Did you notice that one of the songs in the movie Frozen mentioned fractals? My kids did!
So what is a fractal anyway?
A fractal is a shape that looks the same no matter how much you zoom in on it. It has self similarity: little pieces of it look exactly like the whole thing.
Think of a big stalk of broccoli. If you break off one piece, it looks like a small version of the original. Then you break off another piece, and it looks like the original. With broccoli, you eventually run out of pieces to break, but in a true mathematical fractal, you can keep looking at smaller pieces and they look exactly like the original.
Why do we care about fractals?
They are awesome. Okay, so maybe you want an answer that a non-math geek would appreciate. They can be used to create beautiful pictures, model shapes in the real world, and improve the technology in your cell phone.
Mandelbrot was the mathematician who first started serious work with fractals. His ideas were rejected at first, but eventually people realized that the real world is modeled better by fractals than by straight lines and simple curves.
You use fractals and see fractals everyday. Special effects in movies are often created by fractals. Why? Because the effects look more believable when they are detailed with this idea of self similarity than if they are smooth curves and straight lines.

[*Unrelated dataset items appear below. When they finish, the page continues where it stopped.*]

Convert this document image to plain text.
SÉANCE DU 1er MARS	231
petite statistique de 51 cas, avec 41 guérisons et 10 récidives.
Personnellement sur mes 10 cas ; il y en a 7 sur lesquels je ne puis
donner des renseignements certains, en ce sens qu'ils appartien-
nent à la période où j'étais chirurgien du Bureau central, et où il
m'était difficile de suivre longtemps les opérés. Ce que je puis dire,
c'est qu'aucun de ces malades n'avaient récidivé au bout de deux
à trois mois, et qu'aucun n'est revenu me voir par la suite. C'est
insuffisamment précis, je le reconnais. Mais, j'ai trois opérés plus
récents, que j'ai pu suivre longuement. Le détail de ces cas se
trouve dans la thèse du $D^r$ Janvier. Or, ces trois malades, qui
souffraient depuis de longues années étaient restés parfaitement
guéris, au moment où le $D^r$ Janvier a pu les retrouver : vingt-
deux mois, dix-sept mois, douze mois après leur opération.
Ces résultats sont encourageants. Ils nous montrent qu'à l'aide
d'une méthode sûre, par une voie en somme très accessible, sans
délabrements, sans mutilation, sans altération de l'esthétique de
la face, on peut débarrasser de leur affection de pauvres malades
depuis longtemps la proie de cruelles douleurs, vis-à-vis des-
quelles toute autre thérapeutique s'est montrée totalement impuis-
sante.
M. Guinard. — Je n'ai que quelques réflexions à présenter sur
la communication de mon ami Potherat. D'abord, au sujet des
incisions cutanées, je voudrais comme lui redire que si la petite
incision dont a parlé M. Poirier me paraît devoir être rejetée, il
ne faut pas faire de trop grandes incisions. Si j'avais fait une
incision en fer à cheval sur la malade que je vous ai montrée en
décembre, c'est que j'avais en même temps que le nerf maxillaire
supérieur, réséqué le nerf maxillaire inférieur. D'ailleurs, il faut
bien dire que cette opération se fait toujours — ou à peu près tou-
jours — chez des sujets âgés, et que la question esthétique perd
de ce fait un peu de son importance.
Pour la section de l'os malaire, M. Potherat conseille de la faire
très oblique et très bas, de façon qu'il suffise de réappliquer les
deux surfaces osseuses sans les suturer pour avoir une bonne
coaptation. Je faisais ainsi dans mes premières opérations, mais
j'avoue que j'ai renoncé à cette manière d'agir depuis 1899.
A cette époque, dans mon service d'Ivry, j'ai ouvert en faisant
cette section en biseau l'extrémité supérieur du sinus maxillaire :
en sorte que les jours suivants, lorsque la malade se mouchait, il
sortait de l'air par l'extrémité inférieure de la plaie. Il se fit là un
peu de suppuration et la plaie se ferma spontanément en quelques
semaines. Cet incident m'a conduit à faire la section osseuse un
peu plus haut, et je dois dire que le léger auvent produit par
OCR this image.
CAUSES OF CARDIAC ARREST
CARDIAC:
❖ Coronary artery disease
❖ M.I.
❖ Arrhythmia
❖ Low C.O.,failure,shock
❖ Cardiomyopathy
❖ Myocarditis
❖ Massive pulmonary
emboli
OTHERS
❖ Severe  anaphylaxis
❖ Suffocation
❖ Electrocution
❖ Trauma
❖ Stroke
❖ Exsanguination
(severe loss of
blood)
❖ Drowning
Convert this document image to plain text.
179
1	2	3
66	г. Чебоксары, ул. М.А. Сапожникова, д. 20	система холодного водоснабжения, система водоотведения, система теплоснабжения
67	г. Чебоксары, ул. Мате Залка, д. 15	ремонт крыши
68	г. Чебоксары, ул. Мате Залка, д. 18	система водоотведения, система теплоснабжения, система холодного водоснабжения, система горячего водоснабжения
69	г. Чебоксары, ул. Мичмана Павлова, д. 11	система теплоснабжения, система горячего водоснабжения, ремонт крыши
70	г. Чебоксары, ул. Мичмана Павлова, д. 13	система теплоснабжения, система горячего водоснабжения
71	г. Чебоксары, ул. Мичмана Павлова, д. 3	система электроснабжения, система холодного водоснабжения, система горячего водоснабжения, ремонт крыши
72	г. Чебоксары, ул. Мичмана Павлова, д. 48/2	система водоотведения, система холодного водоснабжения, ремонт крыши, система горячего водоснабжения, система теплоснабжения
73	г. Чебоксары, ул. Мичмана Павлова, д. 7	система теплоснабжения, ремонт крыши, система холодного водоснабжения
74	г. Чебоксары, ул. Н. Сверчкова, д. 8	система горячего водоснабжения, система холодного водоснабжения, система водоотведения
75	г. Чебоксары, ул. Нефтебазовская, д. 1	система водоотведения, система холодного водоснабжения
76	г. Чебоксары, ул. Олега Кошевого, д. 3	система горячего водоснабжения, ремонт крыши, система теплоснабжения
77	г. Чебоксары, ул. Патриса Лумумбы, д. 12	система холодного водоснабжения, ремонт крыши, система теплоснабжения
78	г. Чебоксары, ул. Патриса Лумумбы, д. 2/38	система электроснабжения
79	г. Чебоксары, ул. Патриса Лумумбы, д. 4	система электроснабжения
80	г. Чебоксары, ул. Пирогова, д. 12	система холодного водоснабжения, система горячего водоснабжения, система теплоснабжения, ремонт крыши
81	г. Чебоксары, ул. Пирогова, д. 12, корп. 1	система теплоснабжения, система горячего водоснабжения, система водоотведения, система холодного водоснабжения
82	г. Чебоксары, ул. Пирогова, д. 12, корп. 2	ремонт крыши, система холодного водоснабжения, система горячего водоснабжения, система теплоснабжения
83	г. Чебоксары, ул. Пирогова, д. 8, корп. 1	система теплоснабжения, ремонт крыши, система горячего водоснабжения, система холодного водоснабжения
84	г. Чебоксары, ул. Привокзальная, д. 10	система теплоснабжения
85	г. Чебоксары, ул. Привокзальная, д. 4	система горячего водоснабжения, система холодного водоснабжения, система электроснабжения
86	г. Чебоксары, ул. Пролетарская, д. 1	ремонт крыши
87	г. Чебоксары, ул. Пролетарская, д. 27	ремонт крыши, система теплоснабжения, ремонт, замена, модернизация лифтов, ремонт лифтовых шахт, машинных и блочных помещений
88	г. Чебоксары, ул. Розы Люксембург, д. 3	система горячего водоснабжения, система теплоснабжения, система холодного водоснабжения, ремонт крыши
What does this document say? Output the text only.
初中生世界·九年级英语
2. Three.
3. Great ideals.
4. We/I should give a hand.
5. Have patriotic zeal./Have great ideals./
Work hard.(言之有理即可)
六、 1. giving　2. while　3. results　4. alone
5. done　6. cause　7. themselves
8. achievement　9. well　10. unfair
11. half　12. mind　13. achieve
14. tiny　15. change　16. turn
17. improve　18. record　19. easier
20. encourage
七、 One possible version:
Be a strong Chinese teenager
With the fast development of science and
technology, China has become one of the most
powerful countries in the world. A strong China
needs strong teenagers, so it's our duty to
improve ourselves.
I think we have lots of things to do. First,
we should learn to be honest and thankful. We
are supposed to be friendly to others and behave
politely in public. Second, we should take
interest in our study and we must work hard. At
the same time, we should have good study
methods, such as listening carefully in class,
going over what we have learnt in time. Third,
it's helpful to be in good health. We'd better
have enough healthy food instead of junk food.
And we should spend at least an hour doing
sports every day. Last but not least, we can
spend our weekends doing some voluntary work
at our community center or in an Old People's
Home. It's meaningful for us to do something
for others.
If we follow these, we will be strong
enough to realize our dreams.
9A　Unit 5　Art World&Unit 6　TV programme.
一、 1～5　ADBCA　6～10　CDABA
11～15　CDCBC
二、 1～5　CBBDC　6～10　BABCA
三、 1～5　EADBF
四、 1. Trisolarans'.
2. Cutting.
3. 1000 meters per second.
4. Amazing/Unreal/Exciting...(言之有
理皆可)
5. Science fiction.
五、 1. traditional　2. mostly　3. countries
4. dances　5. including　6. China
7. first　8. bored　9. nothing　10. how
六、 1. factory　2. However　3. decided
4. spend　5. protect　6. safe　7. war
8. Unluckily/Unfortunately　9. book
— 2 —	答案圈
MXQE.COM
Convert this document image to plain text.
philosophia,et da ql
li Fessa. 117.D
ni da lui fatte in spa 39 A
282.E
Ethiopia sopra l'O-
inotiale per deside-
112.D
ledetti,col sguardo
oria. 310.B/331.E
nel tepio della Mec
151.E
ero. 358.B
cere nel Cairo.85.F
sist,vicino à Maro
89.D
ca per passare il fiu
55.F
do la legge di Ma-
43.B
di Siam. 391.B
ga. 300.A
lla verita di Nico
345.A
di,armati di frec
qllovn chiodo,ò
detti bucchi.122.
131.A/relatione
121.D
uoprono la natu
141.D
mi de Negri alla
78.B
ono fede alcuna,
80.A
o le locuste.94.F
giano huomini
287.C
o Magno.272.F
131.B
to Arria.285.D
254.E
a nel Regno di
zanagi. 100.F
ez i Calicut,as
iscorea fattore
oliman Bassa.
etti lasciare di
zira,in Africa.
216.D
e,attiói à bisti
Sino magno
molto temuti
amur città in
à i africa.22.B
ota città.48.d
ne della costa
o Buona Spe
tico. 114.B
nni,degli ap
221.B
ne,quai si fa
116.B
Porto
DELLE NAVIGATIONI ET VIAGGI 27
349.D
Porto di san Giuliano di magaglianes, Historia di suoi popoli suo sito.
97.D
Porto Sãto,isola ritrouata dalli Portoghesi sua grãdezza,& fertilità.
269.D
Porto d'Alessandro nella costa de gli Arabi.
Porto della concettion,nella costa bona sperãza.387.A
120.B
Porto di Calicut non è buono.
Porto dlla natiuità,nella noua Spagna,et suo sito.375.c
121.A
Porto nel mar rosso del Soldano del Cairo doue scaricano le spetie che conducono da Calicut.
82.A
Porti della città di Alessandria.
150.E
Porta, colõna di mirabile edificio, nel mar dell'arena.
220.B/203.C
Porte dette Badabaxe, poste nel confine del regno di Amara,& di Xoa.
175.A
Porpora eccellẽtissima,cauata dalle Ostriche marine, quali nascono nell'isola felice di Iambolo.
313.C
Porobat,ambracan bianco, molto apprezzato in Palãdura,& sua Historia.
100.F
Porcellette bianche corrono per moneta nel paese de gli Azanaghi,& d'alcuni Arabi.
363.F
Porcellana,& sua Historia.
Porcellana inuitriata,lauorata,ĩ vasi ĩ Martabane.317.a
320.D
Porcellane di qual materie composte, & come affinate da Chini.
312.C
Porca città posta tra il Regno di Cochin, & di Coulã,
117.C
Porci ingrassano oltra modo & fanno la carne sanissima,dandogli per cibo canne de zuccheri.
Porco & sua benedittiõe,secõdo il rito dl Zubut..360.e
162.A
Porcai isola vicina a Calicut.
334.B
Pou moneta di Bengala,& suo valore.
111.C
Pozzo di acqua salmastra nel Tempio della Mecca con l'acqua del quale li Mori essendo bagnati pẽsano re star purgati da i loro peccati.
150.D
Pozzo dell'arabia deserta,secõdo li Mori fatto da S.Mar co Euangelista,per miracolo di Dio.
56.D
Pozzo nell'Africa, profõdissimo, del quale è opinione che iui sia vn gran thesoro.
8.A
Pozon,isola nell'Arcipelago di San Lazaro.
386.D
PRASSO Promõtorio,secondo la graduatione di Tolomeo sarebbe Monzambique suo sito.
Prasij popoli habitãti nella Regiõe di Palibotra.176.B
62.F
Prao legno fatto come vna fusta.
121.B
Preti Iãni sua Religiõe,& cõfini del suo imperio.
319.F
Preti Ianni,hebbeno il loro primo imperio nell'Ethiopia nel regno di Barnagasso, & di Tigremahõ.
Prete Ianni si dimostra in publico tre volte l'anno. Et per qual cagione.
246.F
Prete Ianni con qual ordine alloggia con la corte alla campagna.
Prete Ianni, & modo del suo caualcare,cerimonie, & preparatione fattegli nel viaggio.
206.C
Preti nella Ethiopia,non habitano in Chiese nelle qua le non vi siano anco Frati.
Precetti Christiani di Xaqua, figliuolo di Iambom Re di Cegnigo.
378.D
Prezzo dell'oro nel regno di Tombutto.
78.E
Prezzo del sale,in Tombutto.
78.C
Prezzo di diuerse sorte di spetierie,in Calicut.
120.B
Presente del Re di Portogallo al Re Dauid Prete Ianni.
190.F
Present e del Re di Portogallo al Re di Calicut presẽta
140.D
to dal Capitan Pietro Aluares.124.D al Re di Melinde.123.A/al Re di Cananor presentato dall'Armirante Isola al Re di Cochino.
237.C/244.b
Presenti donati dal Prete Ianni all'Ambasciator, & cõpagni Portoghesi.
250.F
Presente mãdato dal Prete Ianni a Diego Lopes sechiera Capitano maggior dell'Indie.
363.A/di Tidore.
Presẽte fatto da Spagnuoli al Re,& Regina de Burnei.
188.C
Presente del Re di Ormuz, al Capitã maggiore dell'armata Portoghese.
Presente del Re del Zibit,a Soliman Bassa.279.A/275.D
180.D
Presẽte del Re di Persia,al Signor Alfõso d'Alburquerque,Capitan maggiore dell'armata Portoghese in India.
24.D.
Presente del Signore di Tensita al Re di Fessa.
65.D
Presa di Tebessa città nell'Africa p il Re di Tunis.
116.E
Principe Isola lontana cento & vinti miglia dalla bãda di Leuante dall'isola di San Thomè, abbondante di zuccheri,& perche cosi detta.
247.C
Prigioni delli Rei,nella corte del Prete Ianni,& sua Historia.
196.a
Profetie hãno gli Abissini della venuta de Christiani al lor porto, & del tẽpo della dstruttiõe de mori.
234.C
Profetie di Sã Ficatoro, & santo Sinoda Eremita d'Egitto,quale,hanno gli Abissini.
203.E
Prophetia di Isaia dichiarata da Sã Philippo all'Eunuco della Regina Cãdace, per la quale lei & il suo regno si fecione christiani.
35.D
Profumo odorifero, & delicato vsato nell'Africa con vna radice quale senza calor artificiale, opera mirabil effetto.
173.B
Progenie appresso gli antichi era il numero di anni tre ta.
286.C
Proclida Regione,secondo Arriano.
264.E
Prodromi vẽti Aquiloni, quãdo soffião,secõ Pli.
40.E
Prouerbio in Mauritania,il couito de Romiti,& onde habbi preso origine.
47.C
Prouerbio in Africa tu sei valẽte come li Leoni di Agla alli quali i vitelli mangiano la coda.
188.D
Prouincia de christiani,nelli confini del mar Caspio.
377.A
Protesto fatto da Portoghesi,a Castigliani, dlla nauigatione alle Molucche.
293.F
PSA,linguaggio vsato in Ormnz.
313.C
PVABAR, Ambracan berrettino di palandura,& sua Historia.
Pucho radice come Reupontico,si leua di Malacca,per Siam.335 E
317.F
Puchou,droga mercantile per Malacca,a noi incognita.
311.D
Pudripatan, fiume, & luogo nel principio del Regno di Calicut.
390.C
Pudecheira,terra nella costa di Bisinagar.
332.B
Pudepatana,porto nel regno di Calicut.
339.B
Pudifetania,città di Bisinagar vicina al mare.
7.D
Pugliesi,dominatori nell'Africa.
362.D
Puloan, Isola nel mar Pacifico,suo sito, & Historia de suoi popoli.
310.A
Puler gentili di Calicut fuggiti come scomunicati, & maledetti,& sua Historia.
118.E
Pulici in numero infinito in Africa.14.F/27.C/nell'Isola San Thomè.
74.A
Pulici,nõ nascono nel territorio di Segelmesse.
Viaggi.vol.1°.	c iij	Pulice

For example, the lava that shoots up as Obi-wan fights with Anakin Skywalker was CGI. It was created by drawing a curve and then using the computer to make curve be drawn with little versions of itself. This process was repeated a bunch of times, and the result was a very natural looking jet of lava. In other movies, fractals have been used to create entire landscapes. Fractals have greatly improved the movies that you know and love.
You use fractal technology every time you pick up your cell phone, because the antennas in cell phones are based on fractals. There is a great story about a short wave radio operator who attended one of Mandelbrot’s lectures. His landlord had always complained about his big antennas. After the lecture, he thought “what if an antenna was shaped like a fractal?” Then he bent a coat hanger into the shape of the Koch Curve (a famous fractal) and even though it was much smaller, it was the best antenna he ever had. Now that idea is used in all cell phones.
There are simple fractals like Fractal Trees, Sierpinski’s Triangle and the Koch Curve. I like to draw these when I am stuck in a boring meeting.
And there are beautifully complicated fractals that come from simple mathematical equations. Here is a video that shows the Mandelbrot Set. It is a beautiful fractal that is created from a surprisingly simple equation. This video zooms in on different places and you can see how the entire shape is embedded inside. The video starts slowly so you might want to jump to 1:30 to start.
Fractal Trees. Draw a segment for the trunk. Then make a “V” on it. Make more Vs on the new ends. Each time you draw, make the new segments smaller than the last “generation”. Have some fun with these: make different generations different colors, vary how wide the Vs are, and experiment with other ideas.
The Koch Curve. Basically you draw a line segment and then make an equilateral triangle in the middle of it. Then draw a triangle in the middle of each segment. Repeat.
Sierpinski’s Triangle. Draw andequilateral triangle. Connect the midpoints of the sides. Continue connecting the midpoints of the new triangles (but do not draw in the upside-down triangles).
While mathematicians discover these ideas, it was our Creator who put them in our universe. The more I study math, the more I am in awe of God. He gives us logic, math, beauty, and all of the other ideas we have in this life.